I start around now and it gets worse with the apple and cherry blossoms coming soon. Mine dies off towards late June, provided the local farmers don't plant rape.
Masks don't help me escape pollen, I always have all my windows open. I'd rather suffer in an airy house 🤣
Thank god for citerazine![/quote]
Thanks I did read the report a few days ago, however it's just a statistical correlation here.
There has been work done before on the effect of pollen as a suppressant of the innate immune system,
pubmed.ncbi.nlm.nih.gov/31512243/
but imo it's a little inconclusive and MUCH work would be needed in this area before anything conclusive could be known. Rhinoviruses are known to spread in Spring when pollen counts are high - is that causative or coincidence?
With covid, it's nothing to be terribly alarmed at - the authors note a 10-30% effect on TRANSMISSION - not disease severity!
NB - the innate immune system is the first line of defence against viral intrusion into the body. Suppression of this would mean a smaller initial viral load could result in an infection.
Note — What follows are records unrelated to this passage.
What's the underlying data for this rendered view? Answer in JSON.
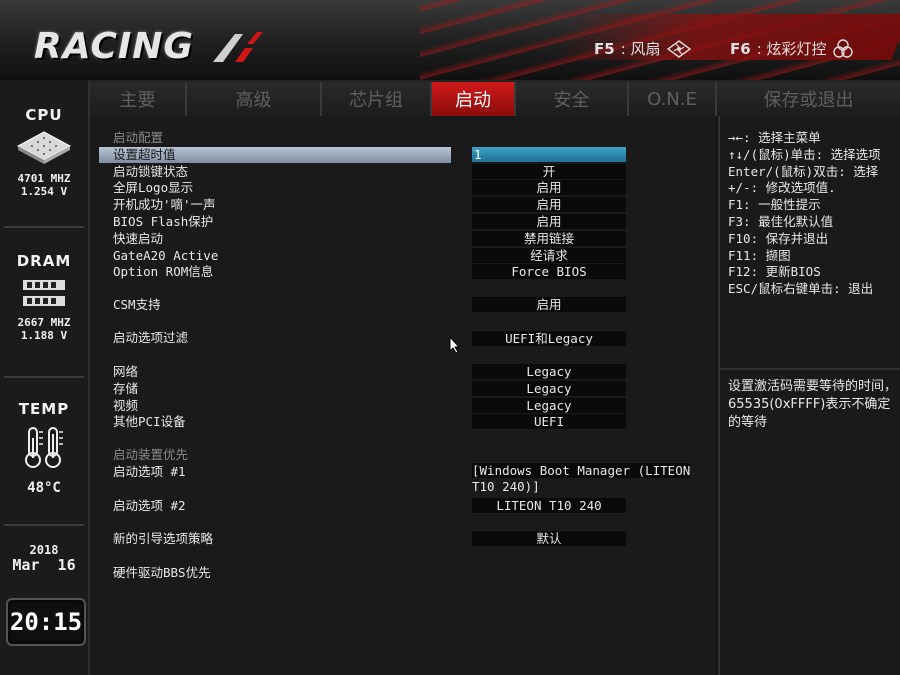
{
  "header": {
    "logo": "RACING",
    "f5": {
      "key": "F5",
      "label": ": 风扇",
      "icon": "fan-icon"
    },
    "f6": {
      "key": "F6",
      "label": ": 炫彩灯控",
      "icon": "led-icon"
    }
  },
  "sidebar": {
    "cpu": {
      "title": "CPU",
      "freq": "4701 MHZ",
      "volt": "1.254 V"
    },
    "dram": {
      "title": "DRAM",
      "freq": "2667 MHZ",
      "volt": "1.188 V"
    },
    "temp": {
      "title": "TEMP",
      "value": "48°C"
    },
    "date": {
      "year": "2018",
      "month_day": "Mar  16"
    },
    "time": "20:15"
  },
  "tabs": [
    {
      "label": "主要"
    },
    {
      "label": "高级"
    },
    {
      "label": "芯片组"
    },
    {
      "label": "启动",
      "active": true
    },
    {
      "label": "安全"
    },
    {
      "label": "O.N.E"
    },
    {
      "label": "保存或退出"
    }
  ],
  "main": {
    "section_boot_config": "启动配置",
    "items": [
      {
        "label": "设置超时值",
        "value": "1"
      },
      {
        "label": "启动锁键状态",
        "value": "开"
      },
      {
        "label": "全屏Logo显示",
        "value": "启用"
      },
      {
        "label": "开机成功'嘀'一声",
        "value": "启用"
      },
      {
        "label": "BIOS Flash保护",
        "value": "启用"
      },
      {
        "label": "快速启动",
        "value": "禁用链接"
      },
      {
        "label": "GateA20 Active",
        "value": "经请求"
      },
      {
        "label": "Option ROM信息",
        "value": "Force BIOS"
      },
      {
        "label": "CSM支持",
        "value": "启用"
      },
      {
        "label": "启动选项过滤",
        "value": "UEFI和Legacy"
      },
      {
        "label": "网络",
        "value": "Legacy"
      },
      {
        "label": "存储",
        "value": "Legacy"
      },
      {
        "label": "视频",
        "value": "Legacy"
      },
      {
        "label": "其他PCI设备",
        "value": "UEFI"
      }
    ],
    "section_boot_priority": "启动装置优先",
    "boot_options": [
      {
        "label": "启动选项 #1",
        "value_line1": "[Windows Boot Manager (LITEON",
        "value_line2": "T10 240)]"
      },
      {
        "label": "启动选项 #2",
        "value": "LITEON T10 240"
      }
    ],
    "new_boot_policy": {
      "label": "新的引导选项策略",
      "value": "默认"
    },
    "hdd_bbs": {
      "label": "硬件驱动BBS优先"
    }
  },
  "help": {
    "keys": [
      "→←: 选择主菜单",
      "↑↓/(鼠标)单击: 选择选项",
      "Enter/(鼠标)双击: 选择",
      "+/-: 修改选项值.",
      "F1: 一般性提示",
      "F3: 最佳化默认值",
      "F10: 保存并退出",
      "F11: 撷图",
      "F12: 更新BIOS",
      "ESC/鼠标右键单击: 退出"
    ],
    "description": "设置激活码需要等待的时间，65535(0xFFFF)表示不确定的等待"
  },
  "colors": {
    "accent": "#c01515",
    "selected_value": "#2f8fb5",
    "selected_row": "#9aa8b8"
  }
}
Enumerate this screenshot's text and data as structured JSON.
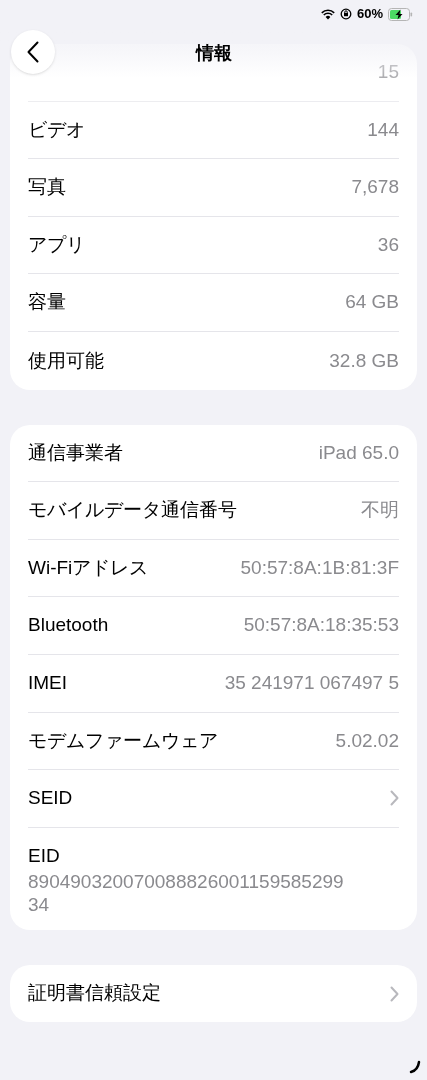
{
  "status_bar": {
    "battery_text": "60%",
    "charging": true
  },
  "nav": {
    "title": "情報"
  },
  "sections": [
    {
      "rows": [
        {
          "kind": "value",
          "faded": true,
          "value": "15"
        },
        {
          "kind": "value",
          "faded": false,
          "label": "ビデオ",
          "value": "144"
        },
        {
          "kind": "value",
          "faded": false,
          "label": "写真",
          "value": "7,678"
        },
        {
          "kind": "value",
          "faded": false,
          "label": "アプリ",
          "value": "36"
        },
        {
          "kind": "value",
          "faded": false,
          "label": "容量",
          "value": "64 GB"
        },
        {
          "kind": "value",
          "faded": false,
          "label": "使用可能",
          "value": "32.8 GB"
        }
      ]
    },
    {
      "rows": [
        {
          "kind": "value",
          "faded": false,
          "label": "通信事業者",
          "value": "iPad 65.0"
        },
        {
          "kind": "value",
          "faded": false,
          "label": "モバイルデータ通信番号",
          "value": "不明"
        },
        {
          "kind": "value",
          "faded": false,
          "label": "Wi-Fiアドレス",
          "value": "50:57:8A:1B:81:3F"
        },
        {
          "kind": "value",
          "faded": false,
          "label": "Bluetooth",
          "value": "50:57:8A:18:35:53"
        },
        {
          "kind": "value",
          "faded": false,
          "label": "IMEI",
          "value": "35 241971 067497 5"
        },
        {
          "kind": "value",
          "faded": false,
          "label": "モデムファームウェア",
          "value": "5.02.02"
        },
        {
          "kind": "link",
          "faded": false,
          "label": "SEID"
        },
        {
          "kind": "stacked",
          "faded": false,
          "label": "EID",
          "value_lines": [
            "890490320070088826001159585299",
            "34"
          ]
        }
      ]
    },
    {
      "rows": [
        {
          "kind": "link",
          "faded": false,
          "label": "証明書信頼設定"
        }
      ]
    }
  ]
}
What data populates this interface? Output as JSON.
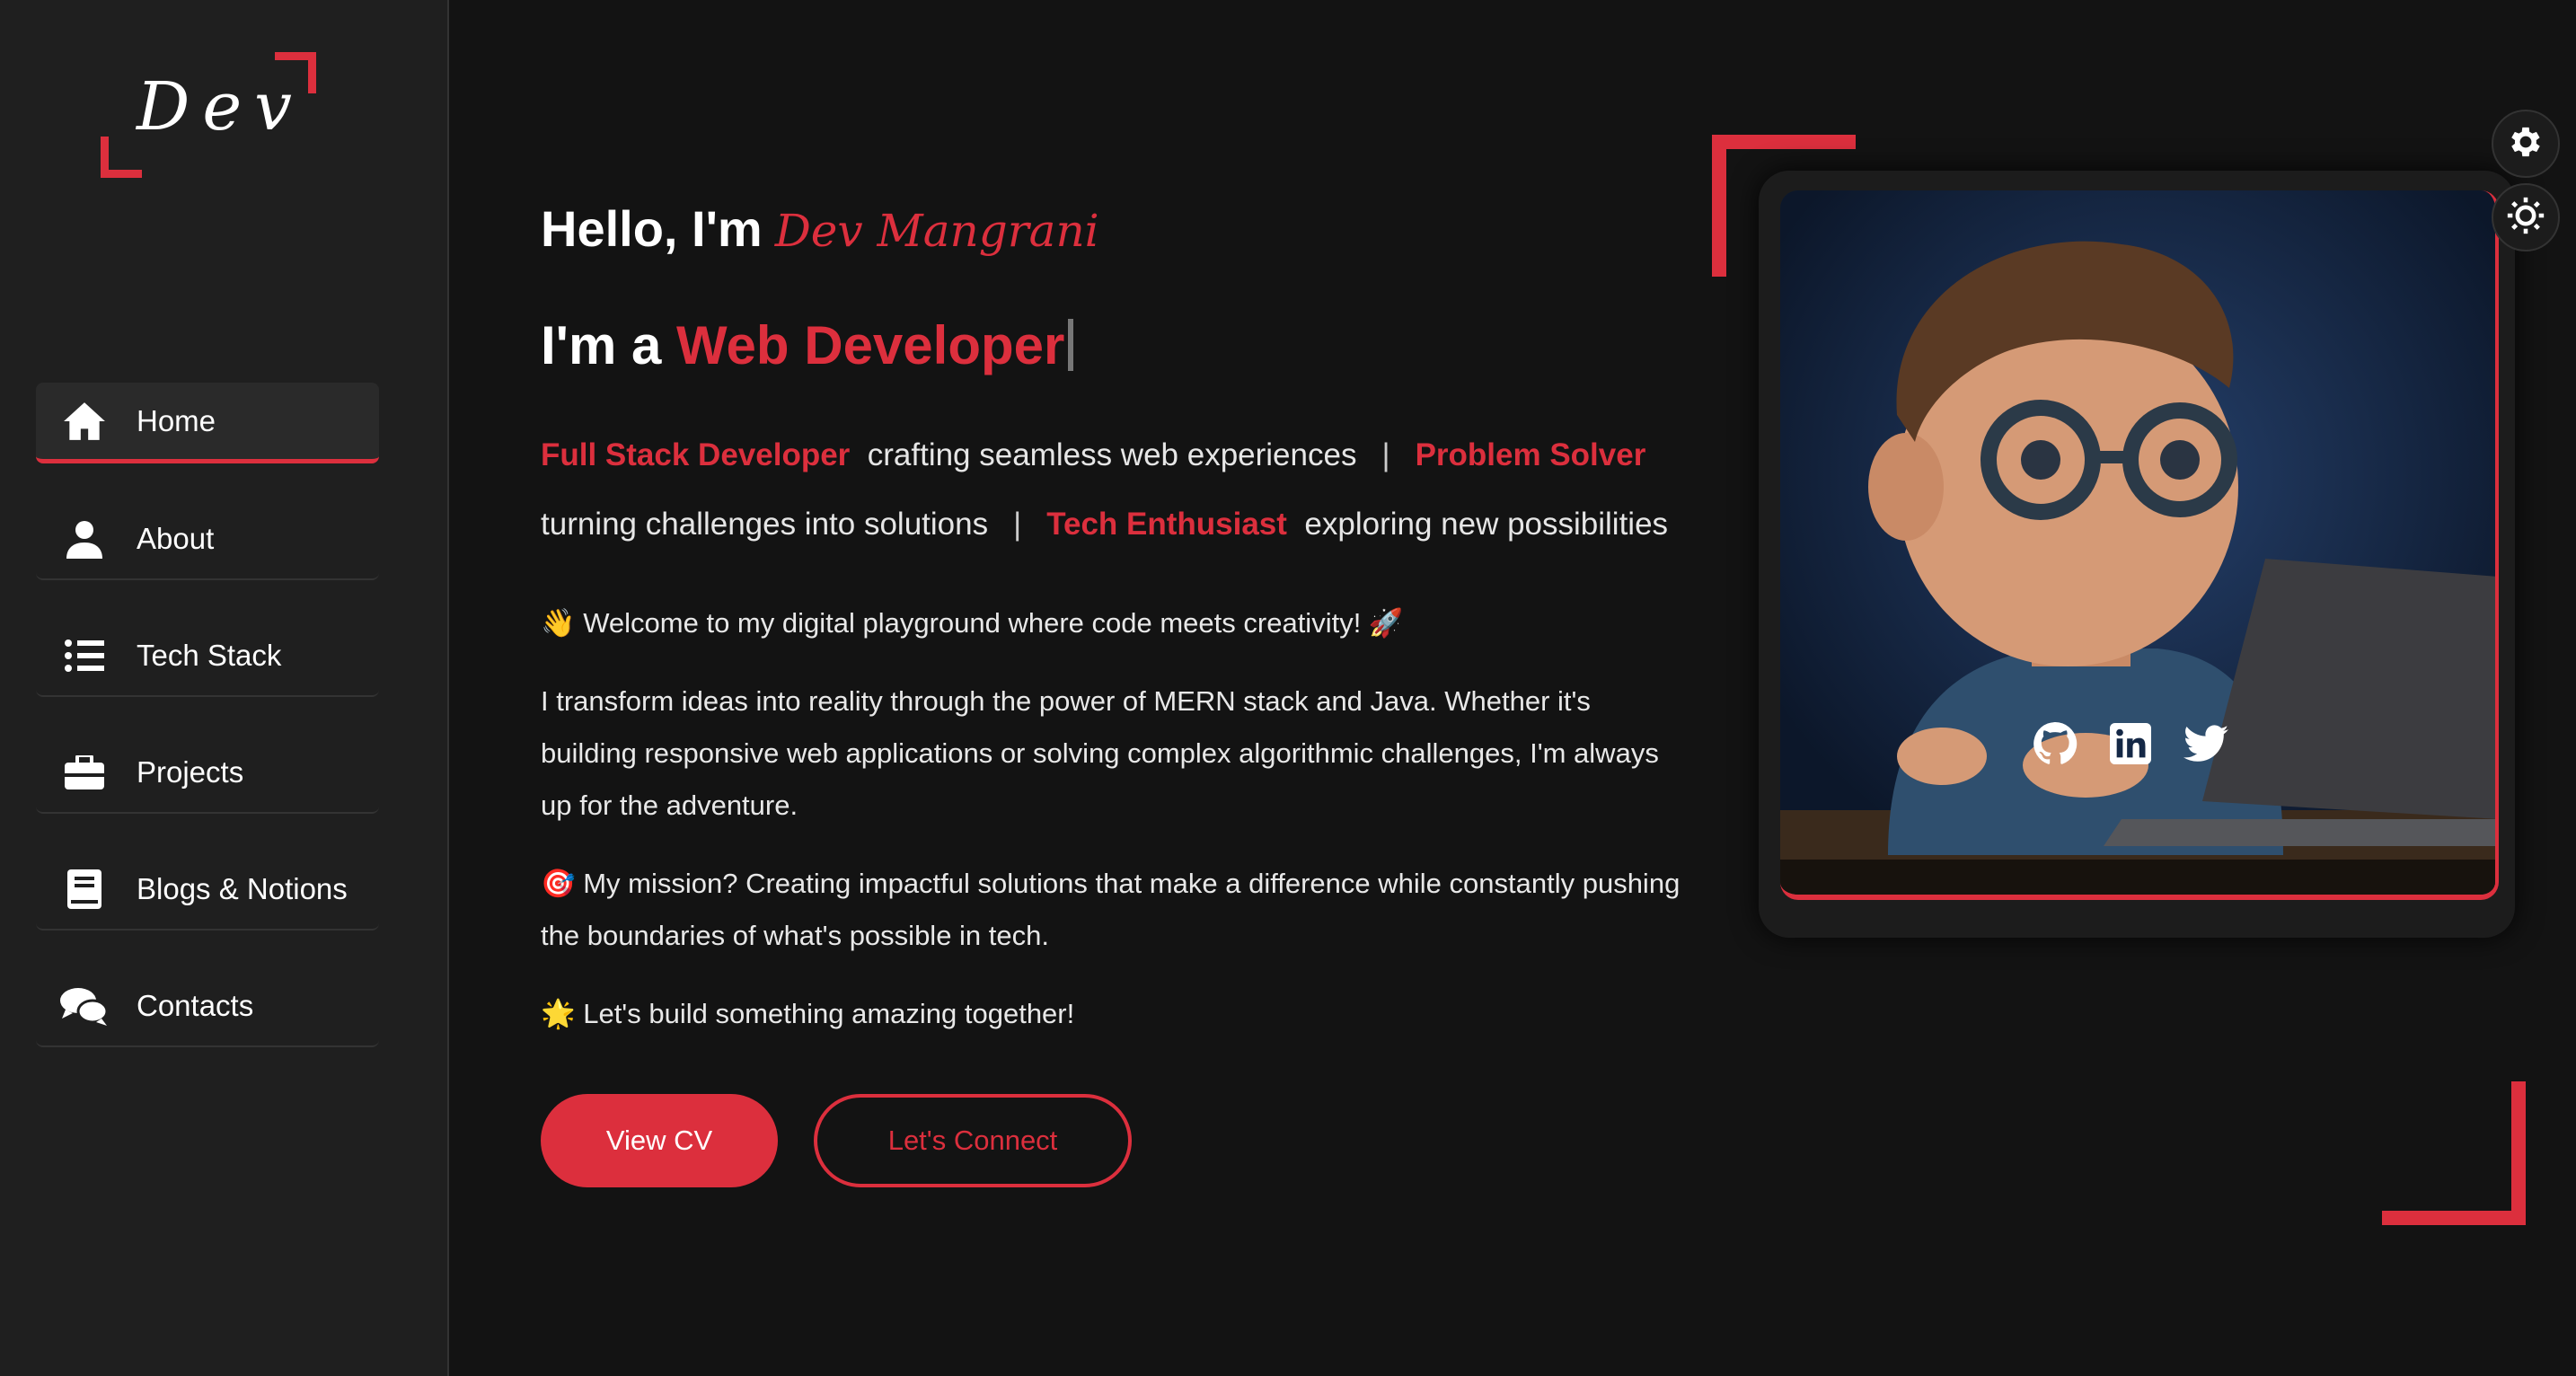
{
  "logo": {
    "text": "Dev"
  },
  "sidebar": {
    "items": [
      {
        "label": "Home",
        "icon": "home-icon",
        "active": true
      },
      {
        "label": "About",
        "icon": "user-icon"
      },
      {
        "label": "Tech Stack",
        "icon": "list-icon"
      },
      {
        "label": "Projects",
        "icon": "briefcase-icon"
      },
      {
        "label": "Blogs & Notions",
        "icon": "book-icon"
      },
      {
        "label": "Contacts",
        "icon": "chat-icon"
      }
    ]
  },
  "hero": {
    "greeting": "Hello, I'm",
    "name": "Dev Mangrani",
    "role_prefix": "I'm a",
    "role": "Web Developer",
    "tags": [
      {
        "highlight": "Full Stack Developer",
        "text": "crafting seamless web experiences"
      },
      {
        "highlight": "Problem Solver",
        "text": "turning challenges into solutions"
      },
      {
        "highlight": "Tech Enthusiast",
        "text": "exploring new possibilities"
      }
    ],
    "separator": "|",
    "welcome": "👋 Welcome to my digital playground where code meets creativity! 🚀",
    "intro": "I transform ideas into reality through the power of MERN stack and Java. Whether it's building responsive web applications or solving complex algorithmic challenges, I'm always up for the adventure.",
    "mission": "🎯 My mission? Creating impactful solutions that make a difference while constantly pushing the boundaries of what's possible in tech.",
    "closing": "🌟 Let's build something amazing together!",
    "cv_button": "View CV",
    "connect_button": "Let's Connect"
  },
  "socials": [
    {
      "icon": "github-icon"
    },
    {
      "icon": "linkedin-icon"
    },
    {
      "icon": "twitter-icon"
    }
  ],
  "floating": [
    {
      "icon": "settings-icon"
    },
    {
      "icon": "theme-sun-icon"
    }
  ],
  "colors": {
    "accent": "#dc2f3d",
    "background": "#131313",
    "sidebar": "#1f1f1f"
  }
}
However, once someone is infected, it's the response of the ADAPTIVE immune system that controls disease severity and this isn't affected by pollen.
Also note that the effects were observed in non-allergic volunteers suggesting that it has nothing to do with hayfever so if the reported effect of pollen is real, taking antihistamines won't change a thing, but neither does being a hayfever sufferer put you at increased risk compared to everyone else.
In short - it's not in our control, but it's nothing to worry about either.